There are many questions and answers for columns and data frames, and that is probably why I cannot find an answer to this simplest basic question. (Here is one of the many related posts for which this post was unjustifiably marked as duplicate: How to calculate the number of occurrence of a given character in each row of a column of strings? This again relates to data frames and vectors, so I see no answer that fits my question of "string in string".)
I came up with this probably way too complicated solution:
lengths(gregexpr(str_to_count, str_to_search, fixed = TRUE))
# as e.g.:
lengths(gregexpr('xy', 'kxyloixyea', fixed = TRUE))
# correctly returns 2
This works fine for my purposes, but I can't imagine that there isn't a simpler method (like e.g. 'kxyloixyea'.count('xy')
in Python); but I just can't find it.
Also, FYI, this does not work when there is zero occurrence, then it again returns 1. In my specific function this never happens, but still it would be good to see a solution that covers that too (without additional complexities).
(Note: fixed = TRUE
is no accident, I don't want regex.)
Here is another solution:
str_to_count = 'xy'
str_to_search = 'kxyloixyea'
lengths(strsplit(str_to_search, str_to_count, fixed = TRUE)) - 1
This works with no occurrence, but it does not work when the str_to_search
is empty (""
). Also, it doesn't look much better than the one above.

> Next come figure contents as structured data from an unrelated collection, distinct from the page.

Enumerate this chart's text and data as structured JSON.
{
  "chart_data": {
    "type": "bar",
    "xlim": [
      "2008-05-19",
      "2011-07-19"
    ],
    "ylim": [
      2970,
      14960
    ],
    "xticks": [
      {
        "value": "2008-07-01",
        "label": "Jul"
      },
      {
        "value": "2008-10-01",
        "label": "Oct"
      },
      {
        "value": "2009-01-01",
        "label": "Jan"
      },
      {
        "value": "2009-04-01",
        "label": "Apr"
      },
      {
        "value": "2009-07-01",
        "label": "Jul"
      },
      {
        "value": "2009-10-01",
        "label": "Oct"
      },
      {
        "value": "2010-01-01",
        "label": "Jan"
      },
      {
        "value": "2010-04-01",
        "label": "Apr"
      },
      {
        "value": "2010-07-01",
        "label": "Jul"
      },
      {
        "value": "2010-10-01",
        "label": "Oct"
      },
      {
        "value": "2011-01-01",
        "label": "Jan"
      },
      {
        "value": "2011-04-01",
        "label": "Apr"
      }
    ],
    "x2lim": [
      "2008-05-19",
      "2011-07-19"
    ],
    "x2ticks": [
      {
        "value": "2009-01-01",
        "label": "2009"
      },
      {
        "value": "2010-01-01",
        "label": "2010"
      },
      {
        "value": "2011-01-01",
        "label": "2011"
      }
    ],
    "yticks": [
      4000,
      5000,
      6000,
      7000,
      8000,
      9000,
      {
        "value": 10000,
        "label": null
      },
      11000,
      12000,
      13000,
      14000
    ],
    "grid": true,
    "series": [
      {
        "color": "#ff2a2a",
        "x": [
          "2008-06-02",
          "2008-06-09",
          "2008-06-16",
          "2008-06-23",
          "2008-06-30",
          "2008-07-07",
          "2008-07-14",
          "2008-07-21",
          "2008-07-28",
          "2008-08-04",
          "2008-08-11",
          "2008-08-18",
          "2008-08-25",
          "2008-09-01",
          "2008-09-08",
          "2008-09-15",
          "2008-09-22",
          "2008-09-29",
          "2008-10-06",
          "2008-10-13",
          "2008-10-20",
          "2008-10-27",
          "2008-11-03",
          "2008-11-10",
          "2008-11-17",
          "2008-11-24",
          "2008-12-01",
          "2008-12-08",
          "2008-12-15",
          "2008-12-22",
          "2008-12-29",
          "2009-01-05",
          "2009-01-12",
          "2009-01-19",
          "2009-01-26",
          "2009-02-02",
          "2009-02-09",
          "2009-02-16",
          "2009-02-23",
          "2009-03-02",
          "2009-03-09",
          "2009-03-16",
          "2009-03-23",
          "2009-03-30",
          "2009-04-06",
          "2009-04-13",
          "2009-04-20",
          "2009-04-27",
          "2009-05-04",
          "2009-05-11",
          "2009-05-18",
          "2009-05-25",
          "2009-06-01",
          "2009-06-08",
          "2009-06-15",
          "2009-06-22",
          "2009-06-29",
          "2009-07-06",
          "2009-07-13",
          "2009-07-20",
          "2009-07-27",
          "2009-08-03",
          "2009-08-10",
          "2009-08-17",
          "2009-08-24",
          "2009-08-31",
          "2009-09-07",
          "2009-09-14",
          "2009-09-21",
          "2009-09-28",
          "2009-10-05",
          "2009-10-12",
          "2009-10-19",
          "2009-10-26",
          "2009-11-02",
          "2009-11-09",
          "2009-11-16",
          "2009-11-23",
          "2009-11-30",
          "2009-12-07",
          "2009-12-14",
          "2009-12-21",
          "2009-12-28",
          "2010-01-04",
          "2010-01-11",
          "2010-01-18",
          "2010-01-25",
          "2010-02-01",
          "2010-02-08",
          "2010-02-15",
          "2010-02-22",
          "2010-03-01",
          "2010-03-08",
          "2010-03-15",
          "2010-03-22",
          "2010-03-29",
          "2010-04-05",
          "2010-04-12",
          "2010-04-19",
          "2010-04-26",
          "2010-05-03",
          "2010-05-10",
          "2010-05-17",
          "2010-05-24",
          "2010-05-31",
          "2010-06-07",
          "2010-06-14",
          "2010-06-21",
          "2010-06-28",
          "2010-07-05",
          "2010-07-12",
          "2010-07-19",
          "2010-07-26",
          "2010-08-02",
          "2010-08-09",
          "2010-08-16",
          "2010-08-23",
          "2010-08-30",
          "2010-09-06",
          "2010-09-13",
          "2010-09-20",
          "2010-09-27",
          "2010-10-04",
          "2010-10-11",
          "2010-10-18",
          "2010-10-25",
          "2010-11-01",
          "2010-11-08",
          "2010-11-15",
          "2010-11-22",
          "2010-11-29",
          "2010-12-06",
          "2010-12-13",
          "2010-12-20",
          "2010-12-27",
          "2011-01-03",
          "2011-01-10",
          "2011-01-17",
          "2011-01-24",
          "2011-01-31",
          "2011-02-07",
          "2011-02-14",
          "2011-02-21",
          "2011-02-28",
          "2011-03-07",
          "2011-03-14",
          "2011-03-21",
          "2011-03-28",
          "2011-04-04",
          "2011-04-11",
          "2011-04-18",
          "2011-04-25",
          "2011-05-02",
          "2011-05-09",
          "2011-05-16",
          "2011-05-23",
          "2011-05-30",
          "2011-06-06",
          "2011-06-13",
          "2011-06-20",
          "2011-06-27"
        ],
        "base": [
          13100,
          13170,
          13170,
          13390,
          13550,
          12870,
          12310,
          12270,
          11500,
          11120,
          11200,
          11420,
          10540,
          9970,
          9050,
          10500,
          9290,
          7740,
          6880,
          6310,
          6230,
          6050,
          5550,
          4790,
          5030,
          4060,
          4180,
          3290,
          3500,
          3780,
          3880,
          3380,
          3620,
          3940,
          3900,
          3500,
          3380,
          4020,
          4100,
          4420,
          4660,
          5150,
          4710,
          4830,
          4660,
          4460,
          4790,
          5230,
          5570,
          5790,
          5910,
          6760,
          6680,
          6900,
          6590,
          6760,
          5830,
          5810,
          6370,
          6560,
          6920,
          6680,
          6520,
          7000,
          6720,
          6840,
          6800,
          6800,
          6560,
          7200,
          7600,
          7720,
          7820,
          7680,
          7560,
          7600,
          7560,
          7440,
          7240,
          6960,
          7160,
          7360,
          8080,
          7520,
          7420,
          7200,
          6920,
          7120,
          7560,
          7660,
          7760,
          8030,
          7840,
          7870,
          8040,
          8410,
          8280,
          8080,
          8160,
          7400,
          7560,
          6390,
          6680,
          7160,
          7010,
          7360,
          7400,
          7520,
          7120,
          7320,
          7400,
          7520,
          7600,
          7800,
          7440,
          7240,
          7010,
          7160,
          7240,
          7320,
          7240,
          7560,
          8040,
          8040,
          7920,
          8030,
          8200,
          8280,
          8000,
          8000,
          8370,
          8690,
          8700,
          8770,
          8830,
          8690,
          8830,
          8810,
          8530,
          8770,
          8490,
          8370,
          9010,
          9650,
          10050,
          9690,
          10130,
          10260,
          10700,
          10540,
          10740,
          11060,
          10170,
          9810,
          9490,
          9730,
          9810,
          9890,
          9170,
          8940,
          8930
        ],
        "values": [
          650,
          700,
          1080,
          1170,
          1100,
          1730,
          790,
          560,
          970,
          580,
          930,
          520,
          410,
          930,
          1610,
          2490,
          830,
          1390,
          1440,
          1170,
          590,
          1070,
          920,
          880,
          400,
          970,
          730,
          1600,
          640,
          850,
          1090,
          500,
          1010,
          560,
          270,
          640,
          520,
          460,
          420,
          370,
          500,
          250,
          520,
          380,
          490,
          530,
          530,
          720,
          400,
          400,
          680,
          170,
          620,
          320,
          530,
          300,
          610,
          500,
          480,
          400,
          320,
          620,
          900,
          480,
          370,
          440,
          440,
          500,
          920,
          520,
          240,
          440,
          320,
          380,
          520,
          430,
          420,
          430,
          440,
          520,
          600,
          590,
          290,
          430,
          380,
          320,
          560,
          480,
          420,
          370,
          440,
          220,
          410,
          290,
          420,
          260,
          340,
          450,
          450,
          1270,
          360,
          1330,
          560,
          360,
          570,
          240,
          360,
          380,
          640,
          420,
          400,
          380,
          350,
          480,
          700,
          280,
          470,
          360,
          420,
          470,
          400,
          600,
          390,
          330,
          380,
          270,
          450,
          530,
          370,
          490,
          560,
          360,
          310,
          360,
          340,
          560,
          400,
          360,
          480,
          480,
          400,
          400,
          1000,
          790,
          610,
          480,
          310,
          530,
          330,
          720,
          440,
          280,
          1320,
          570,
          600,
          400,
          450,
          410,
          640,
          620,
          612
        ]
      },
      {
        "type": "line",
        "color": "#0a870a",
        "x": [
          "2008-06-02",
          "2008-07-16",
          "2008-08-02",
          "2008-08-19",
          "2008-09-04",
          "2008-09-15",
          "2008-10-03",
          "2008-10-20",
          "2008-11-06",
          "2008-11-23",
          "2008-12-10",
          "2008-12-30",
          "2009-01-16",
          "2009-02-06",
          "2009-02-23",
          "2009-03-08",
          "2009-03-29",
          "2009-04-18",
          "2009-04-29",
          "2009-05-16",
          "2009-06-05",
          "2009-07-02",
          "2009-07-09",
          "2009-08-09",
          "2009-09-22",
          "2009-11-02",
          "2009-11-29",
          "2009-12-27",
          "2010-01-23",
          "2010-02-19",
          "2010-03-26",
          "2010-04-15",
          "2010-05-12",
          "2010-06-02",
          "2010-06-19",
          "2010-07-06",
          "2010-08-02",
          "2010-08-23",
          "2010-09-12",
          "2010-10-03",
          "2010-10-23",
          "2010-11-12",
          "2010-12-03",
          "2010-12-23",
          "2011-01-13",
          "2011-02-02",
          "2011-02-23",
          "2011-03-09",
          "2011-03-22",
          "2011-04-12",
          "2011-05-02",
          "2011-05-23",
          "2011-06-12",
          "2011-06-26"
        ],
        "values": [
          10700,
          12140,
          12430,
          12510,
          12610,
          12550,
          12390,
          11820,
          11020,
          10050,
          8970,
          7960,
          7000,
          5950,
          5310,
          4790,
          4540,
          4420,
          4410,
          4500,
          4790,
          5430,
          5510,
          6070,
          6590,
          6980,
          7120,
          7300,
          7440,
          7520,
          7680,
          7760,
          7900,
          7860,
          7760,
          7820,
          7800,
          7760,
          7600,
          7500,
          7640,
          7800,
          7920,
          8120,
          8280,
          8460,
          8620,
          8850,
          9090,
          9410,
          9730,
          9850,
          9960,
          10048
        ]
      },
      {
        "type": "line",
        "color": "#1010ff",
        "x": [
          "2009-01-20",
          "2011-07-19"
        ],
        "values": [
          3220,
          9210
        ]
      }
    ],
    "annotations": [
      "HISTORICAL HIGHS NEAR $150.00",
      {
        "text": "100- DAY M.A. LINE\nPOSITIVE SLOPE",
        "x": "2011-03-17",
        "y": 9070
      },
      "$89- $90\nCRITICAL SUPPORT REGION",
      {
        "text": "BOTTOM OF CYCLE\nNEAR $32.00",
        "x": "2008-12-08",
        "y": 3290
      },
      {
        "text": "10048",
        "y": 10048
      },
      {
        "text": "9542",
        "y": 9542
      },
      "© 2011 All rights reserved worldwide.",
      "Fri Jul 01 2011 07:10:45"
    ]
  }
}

And here is a modified version that deals with empty str_to_search
:
lengths(strsplit(paste0(str_to_search, str_to_count), str_to_count, fixed = TRUE)) - 1
Once again, seems nonsensically long for such a simple question.
Upvotes: 1
Views: 383
Reputation: 1134
The following code works well for every case you described (with no trick like '-1' needed):
str_to_count = "xy" #setting variables
str_to_search = "kxyloixyea"
lengths(regmatches(str_to_search, gregexpr(str_to_count, str_to_search, fixed = TRUE)))
Upvotes: 1